10. Your report should be structured something like the following outline. You are free to change the titles, organization, and section numbering scheme.

    1. Abstract or Executive Summary
       [brief, logical, concise overview of what the report is about and what its results and conclusions/recommendations are; this is for the Admiral or online library]
    2. Introduction
       [A narrative overview "story" of what the paper is about: what, why, how, and conclusions, including how the paper is organized]
    3. Background
       [what knowledge underpins the paper, such as theory, in this case the known asymptotic runtimes of the sorts, with references, and the statistical procedure to be used, with references]
    4. Theoretical Analysis
       [asymptotic runtime analysis of each sort, concluding with what form to use in fitting a curve to runtime data.]

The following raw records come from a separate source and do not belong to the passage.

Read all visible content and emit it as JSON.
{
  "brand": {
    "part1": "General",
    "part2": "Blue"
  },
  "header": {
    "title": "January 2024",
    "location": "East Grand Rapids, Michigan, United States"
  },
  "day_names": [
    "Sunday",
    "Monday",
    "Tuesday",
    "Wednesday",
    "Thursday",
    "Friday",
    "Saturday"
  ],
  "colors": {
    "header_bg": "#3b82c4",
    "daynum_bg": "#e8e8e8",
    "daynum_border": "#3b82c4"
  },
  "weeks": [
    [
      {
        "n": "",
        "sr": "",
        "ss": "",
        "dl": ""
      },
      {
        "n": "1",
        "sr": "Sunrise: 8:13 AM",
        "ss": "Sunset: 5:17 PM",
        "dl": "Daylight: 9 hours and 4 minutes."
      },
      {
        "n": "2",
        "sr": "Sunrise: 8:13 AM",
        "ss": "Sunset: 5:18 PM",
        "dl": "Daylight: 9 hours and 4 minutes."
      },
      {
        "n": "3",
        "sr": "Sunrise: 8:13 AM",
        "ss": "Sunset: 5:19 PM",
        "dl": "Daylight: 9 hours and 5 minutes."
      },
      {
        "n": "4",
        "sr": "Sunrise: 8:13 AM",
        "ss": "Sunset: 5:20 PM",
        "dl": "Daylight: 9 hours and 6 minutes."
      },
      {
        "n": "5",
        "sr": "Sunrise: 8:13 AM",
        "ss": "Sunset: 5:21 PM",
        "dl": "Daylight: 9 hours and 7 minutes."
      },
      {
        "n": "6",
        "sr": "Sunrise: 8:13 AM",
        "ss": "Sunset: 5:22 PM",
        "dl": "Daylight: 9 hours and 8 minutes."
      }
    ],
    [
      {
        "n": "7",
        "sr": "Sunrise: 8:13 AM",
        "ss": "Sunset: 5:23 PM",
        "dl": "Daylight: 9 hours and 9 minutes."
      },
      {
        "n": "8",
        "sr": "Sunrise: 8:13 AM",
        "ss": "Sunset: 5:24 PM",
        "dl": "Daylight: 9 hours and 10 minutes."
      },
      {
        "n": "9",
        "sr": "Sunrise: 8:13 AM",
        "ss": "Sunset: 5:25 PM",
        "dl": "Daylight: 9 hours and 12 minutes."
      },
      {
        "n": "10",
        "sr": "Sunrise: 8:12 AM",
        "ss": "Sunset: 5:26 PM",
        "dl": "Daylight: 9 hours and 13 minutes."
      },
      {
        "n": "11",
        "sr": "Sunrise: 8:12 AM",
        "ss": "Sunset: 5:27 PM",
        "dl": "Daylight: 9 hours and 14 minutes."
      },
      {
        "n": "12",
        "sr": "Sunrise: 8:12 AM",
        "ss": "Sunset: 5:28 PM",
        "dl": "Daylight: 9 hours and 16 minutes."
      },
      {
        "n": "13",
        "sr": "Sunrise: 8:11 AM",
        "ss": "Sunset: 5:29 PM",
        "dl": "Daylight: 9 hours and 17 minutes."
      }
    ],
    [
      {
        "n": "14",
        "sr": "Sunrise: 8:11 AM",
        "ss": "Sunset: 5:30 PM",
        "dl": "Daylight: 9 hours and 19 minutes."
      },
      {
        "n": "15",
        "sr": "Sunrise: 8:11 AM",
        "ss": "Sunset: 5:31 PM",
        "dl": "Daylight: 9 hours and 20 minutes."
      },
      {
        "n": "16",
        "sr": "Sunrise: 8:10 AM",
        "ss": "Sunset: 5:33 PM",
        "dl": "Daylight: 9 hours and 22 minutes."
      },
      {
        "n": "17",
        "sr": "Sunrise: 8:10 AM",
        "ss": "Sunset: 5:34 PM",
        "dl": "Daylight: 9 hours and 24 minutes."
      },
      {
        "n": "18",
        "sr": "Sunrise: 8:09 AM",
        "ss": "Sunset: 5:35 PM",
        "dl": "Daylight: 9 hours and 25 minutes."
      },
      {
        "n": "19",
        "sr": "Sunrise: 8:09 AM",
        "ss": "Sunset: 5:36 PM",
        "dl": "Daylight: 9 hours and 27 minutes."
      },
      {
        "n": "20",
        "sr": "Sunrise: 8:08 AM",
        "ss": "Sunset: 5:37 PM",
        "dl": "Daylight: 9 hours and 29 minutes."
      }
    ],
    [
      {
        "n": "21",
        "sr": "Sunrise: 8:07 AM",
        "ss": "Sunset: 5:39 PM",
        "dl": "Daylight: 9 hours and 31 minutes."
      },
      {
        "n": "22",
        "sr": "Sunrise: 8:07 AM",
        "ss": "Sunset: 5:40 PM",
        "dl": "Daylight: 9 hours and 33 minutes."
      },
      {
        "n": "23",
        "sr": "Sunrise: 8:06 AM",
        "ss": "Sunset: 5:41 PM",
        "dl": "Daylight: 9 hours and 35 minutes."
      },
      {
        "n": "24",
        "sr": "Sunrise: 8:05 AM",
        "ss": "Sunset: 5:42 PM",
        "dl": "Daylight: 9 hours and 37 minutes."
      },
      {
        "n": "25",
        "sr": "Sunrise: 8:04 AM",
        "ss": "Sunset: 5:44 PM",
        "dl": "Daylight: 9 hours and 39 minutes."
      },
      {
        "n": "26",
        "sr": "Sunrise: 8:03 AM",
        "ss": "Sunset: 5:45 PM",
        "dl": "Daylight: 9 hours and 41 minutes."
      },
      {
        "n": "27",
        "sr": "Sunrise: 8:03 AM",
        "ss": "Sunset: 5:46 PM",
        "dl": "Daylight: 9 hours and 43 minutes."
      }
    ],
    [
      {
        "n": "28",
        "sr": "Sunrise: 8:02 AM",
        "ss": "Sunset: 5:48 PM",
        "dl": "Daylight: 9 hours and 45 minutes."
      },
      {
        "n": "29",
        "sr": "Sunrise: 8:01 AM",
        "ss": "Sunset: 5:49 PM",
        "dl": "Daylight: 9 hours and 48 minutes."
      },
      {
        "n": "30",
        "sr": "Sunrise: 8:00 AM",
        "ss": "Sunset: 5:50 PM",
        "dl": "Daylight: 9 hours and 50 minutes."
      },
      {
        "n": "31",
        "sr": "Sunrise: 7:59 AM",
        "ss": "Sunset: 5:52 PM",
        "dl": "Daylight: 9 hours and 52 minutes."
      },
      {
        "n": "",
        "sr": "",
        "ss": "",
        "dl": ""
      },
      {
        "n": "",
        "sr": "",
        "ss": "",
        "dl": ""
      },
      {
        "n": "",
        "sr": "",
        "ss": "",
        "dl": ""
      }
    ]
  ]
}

    5. Data Analysis Process or Procedure
       [details on what data decisions are made and why; how input data is created; how timing data is collected; and how analysis is accomplished, including references for any software packages that are used and detailed documentation on any software used for regression]
    6. Analysis Results
       [give results in both tabular and graphical form] Illustrate all major conclusions and recommendations graphically where appropriate, for example with a single figure comparing concrete scalability curves superimposed in the same graphical display.
    7. Conclusions
       [use results, including comparative tabular and/or graphical displays, to back up your conclusions]
    8. Appendix 1
       Give complete details on calculation of all coefficients.
    9. Appendix 2
       Give tables of all collected data.
    10. Appendix 3
        Give detailed descriptions of all input files, including how they were built, there size, and constraints on content. (Do not put the actual input files in the report.)

11. Reading your report should make it clear how to use the test functions and how data was collected from them.